(2020-03-31) Brockwell A Taxonomy Of Notes

Matt Brockwell: A taxonomy of notes

It started with reading something that Andy Matuschak wrote, about having a “taxonomy of notes”. (2020-02-20) Matuschak On Note-Taking

*I am now using “🌲1, 🌲2, 🌲3, and 🌲4” as hashtags, whenever I create a new note.

This is shorthand for what I am calling “Evergreen note - level 1, level 2, level 3, level 4”. (speed tip: I use the “textblaze” browser extension to make hotkey combos to type those tags … that way, a short keystroke combo generates each of those complete hashtags — complete with square brackets and “evergreen emoji”l — in just a few keystrokes, whenever I want the tag.)*

Below, I’m going to illustrate the concept using a real-life project that I just started: I am organizing my knowledge about the physiology of sleep.

“Level one” evergreen note - aka 🌲1:

Andy calls this a “stub” — I also like to think of it as a “placeholder” or even a “cognitive hail Mary pass”.

I’m researching sleep — and the first thought I have about it is that it is a “regenerative process”. So on the spot I create a new page called regenerative processes.
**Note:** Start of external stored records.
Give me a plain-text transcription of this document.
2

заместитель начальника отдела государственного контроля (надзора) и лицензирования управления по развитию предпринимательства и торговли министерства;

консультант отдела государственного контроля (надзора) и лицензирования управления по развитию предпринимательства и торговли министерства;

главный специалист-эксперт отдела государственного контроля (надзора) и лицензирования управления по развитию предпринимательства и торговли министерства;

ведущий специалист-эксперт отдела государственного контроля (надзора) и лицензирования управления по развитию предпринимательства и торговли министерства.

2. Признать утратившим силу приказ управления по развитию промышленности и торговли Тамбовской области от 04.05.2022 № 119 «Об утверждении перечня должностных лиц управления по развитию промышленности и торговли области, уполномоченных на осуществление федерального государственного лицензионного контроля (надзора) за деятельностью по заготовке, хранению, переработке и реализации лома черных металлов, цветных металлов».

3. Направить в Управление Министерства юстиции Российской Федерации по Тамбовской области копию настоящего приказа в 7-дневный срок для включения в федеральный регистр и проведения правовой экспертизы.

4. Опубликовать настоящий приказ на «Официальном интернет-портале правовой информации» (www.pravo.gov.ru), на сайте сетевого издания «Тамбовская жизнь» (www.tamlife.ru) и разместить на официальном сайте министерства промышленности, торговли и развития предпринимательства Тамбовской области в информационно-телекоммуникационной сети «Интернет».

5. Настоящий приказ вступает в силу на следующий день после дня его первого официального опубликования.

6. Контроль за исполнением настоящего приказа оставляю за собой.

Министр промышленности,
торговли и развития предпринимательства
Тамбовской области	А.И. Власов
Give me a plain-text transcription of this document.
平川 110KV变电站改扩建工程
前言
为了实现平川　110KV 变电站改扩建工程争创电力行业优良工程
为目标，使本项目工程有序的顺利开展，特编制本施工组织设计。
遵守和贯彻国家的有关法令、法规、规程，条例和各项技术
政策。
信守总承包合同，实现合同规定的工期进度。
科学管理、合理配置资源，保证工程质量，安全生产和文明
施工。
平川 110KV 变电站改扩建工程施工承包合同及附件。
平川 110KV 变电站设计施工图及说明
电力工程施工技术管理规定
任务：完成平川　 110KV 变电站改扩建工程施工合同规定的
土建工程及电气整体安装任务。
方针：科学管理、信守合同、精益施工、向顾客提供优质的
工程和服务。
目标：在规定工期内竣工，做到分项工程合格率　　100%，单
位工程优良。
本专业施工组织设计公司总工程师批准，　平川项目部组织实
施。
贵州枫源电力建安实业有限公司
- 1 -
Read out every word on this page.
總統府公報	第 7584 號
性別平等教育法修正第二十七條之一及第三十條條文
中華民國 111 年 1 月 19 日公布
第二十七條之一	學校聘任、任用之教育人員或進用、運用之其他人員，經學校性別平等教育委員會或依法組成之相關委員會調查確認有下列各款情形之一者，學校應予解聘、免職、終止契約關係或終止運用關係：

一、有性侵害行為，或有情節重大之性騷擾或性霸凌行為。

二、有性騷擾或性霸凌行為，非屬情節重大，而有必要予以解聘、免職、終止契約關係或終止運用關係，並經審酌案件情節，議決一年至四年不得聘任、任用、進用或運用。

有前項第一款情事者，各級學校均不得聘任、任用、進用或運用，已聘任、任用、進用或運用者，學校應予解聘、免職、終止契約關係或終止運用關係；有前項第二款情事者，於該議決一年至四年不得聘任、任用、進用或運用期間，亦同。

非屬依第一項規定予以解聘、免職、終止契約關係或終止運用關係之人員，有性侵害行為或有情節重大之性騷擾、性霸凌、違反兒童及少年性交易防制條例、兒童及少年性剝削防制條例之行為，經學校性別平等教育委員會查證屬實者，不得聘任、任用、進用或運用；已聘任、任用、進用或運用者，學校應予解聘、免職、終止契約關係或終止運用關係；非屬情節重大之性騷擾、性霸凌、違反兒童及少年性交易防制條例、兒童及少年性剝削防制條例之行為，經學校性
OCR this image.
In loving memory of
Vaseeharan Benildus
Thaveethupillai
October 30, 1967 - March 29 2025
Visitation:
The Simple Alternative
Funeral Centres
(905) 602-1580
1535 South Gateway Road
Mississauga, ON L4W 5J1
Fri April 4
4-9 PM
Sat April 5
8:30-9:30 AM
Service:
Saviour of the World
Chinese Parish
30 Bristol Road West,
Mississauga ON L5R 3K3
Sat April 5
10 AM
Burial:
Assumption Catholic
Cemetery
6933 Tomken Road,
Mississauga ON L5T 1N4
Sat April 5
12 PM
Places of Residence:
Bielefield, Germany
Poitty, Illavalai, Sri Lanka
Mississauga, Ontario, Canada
That page is an example of a [[🌲1] page.

“Level two” evergreen note -aka 🌲2

This is the level of neatly defined concepts, or as Andy writes, “terms of art” — that is, the concept-knowledge building blocks that you need in order to start thinking about a complex topic.

In my sleep example, Sleep Phases — NREM and REM, a page in which I map out my definitions, terms, and foundational knowledge — that would be a “level 2” note.

“Level 3” evergreen note (aka 🌲3)

From my perspective, it’s at level 3 that your own ideas first occur, because if level 1 was about defining areas of the house that you were going to fill, and level 2 was about defining the objects you were going to fill them with, then, at level 3, for the first time, you are working on describing and declaring relationships between the objects in your mental house — or your “magic junkyard”, to borrow a descriptor I first read used by Anne-Laure Le Cunff

As I build my sleep notes little by little, I might eventually be ready to title a page something like this: Sleep is a process-state, during which vital neurophysiological housekeeping processes occur.

“Level 4” Evergreen Note 🌲4

A level 4 note is built on top of one or more level 3 notes.

I think I can synthesize these statements into an exploratory “level 4” statement, which could be Hypothesis: The physiologic housekeeping in stages NREM 1–3 includes processes that “prime” the brain to dream in REM, the final stage of the cycle

I started this experiment in order to teach myself to be more deliberate, about the kinds of pages I was creating in my Roam notebook. The simple act of hesitating and thinking about “What level-of-page is this?” has encouraged me to be more thoughtful, in general, about how I organize my knowledge, and more specifically, about what kinds of pages I am creating, and why.